Driehonderd jaar lang hadden de Europeanen de onbetwiste heerschappij over Amerika, Oceanië, in de Atlantische Oceaan en in de Stille Zuidzee terwijl de Aziaten weinig belangstelling toonden voor de Europese ontdekkingen. De wetenschappelijk revolutie ging uit van de vooruitgangsgedachte. Het grootste deel van de geschiedenis bleef de economie zo’n beetje hetzelfde. Eind 18e eeuw begon het kapitalisme als theorie over het functioneren van de groei. Met inmiddels een eigen ethiek en geloof in eeuwigdurende economische groei. Rijk zijn werd moreel juist. De vicieuze cirkel van wetenschap, grootmacht en kapitaal kan gerust worden beschouwd als de voornaamste motor van de laatste 500 jaar.
Het mondiale centrum van de macht verschoof pas tussen 1750-1850 n.C. van Azië (China en India) naar Europa. Europa ontwikkelde een complex financieel systeem ter financiering van ontdekkingsreizen en veroveringen i.t.t. de sociaal politieke systemen van China, India en Islamitische wereld, waar krediet slechts een marginale rol speelde. De expeditie van Cock (1768) was het begin van de Britse bezetting en de opkomst van de trans-Atlantische slavenhandel. Een humanitaire ramp. Niet veroorzaakt door tirannieke koningen en racistische ideologen maar door een ongebreideld marktmechanisme. Tussen de 16e en 19e eeuw werden 10 miljoen Afrikaanse slaven naar Amerika geïmporteerd. Met hoge rendementen (6%), maar de winst werd niet eerlijk verkregen en er was geen eerlijke verdeling van de winst.

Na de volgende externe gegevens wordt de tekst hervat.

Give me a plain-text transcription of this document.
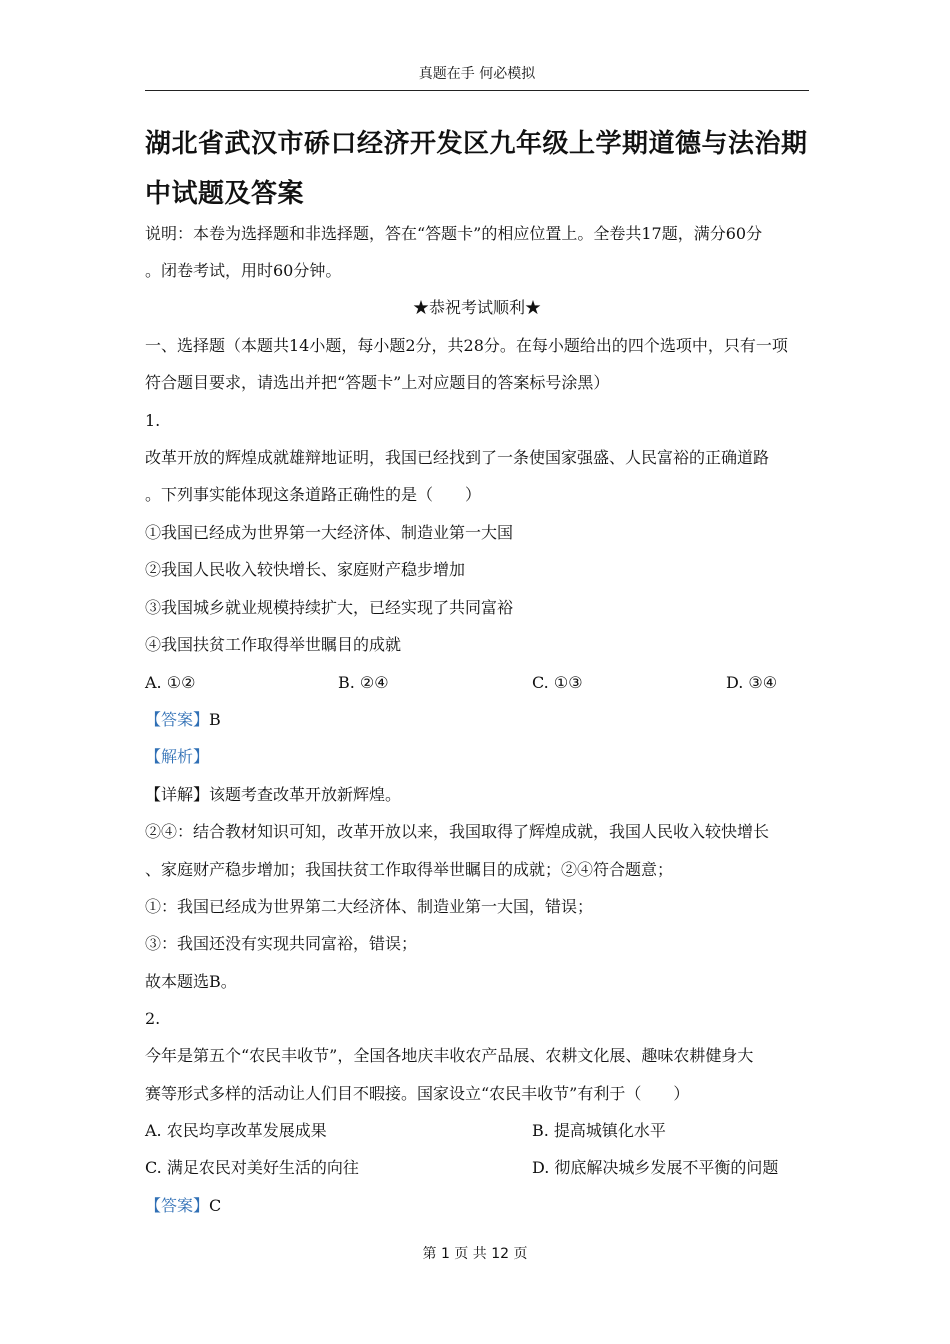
真题在手 何必模拟
湖北省武汉市硚口经济开发区九年级上学期道德与法治期
中试题及答案
说明：本卷为选择题和非选择题，答在“答题卡”的相应位置上。全卷共17题，满分60分
。闭卷考试，用时60分钟。
★恭祝考试顺利★
一、选择题（本题共14小题，每小题2分，共28分。在每小题给出的四个选项中，只有一项
符合题目要求，请选出并把“答题卡”上对应题目的答案标号涂黑）
1.
改革开放的辉煌成就雄辩地证明，我国已经找到了一条使国家强盛、人民富裕的正确道路
。下列事实能体现这条道路正确性的是（　　）
①我国已经成为世界第一大经济体、制造业第一大国
②我国人民收入较快增长、家庭财产稳步增加
③我国城乡就业规模持续扩大，已经实现了共同富裕
④我国扶贫工作取得举世瞩目的成就
A. ①②	B. ②④	C. ①③	D. ③④
【答案】B
【解析】
【详解】该题考查改革开放新辉煌。
②④：结合教材知识可知，改革开放以来，我国取得了辉煌成就，我国人民收入较快增长
、家庭财产稳步增加；我国扶贫工作取得举世瞩目的成就；②④符合题意；
①：我国已经成为世界第二大经济体、制造业第一大国，错误；
③：我国还没有实现共同富裕，错误；
故本题选B。
2.
今年是第五个“农民丰收节”，全国各地庆丰收农产品展、农耕文化展、趣味农耕健身大
赛等形式多样的活动让人们目不暇接。国家设立“农民丰收节”有利于（　　）
A. 农民均享改革发展成果	B. 提高城镇化水平
C. 满足农民对美好生活的向往	D. 彻底解决城乡发展不平衡的问题
【答案】C
第 1 页 共 12 页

De industriële revolutie (ofwel 2e agrarische revolutie) begon rond 1750 in Engeland en bracht ons nieuwe manieren om energie om te zetten en goederen te produceren en bevrijdde de mensheid grotendeels van zijn afhankelijkheid van het omringende ecosysteem. Met de opkomst van de vee-industrie en het consumentisme. Net als dat slavenhandel niet voortvloeide uit racistische haat jegens Afrikanen handelde de vee-industrie ook niet uit moderne dierenhaat. Maar de feiten spreken boekdelen: in 1700 leefden 700 miljoen mensen op aarde, nu leven op aarde inmiddels 7 miljard sapiens met een massa van 300 miljoen ton. Er is nu 700 miljoen ton massa aan vee en kleinvee (koeien, varkens, schapen en kippen) en er is < 100 miljoen ton aan wild massa. Ofwel er zijn 1,5 miljard koeien en 400 miljoen huishonden tegenover 80.000 giraffes en 250.000 chimpansees. De evolutionaire psychologie leert ons dat de emotionele en sociale behoeften van boerderijdieren zijn ontstaan in het wild. Apen, en andere zoogdieren en vogels hebben psychologische behoeften en verlangens. Als die niet vervuld worden lijden ze daar ernstig onder. De angst voor ecologisch verval is realistischer dan de angst dat hulpbronnen opraken. De moderne industriële revolutie zou wel eens de grootste misdaad uit de geschiedenis kunnen zijn.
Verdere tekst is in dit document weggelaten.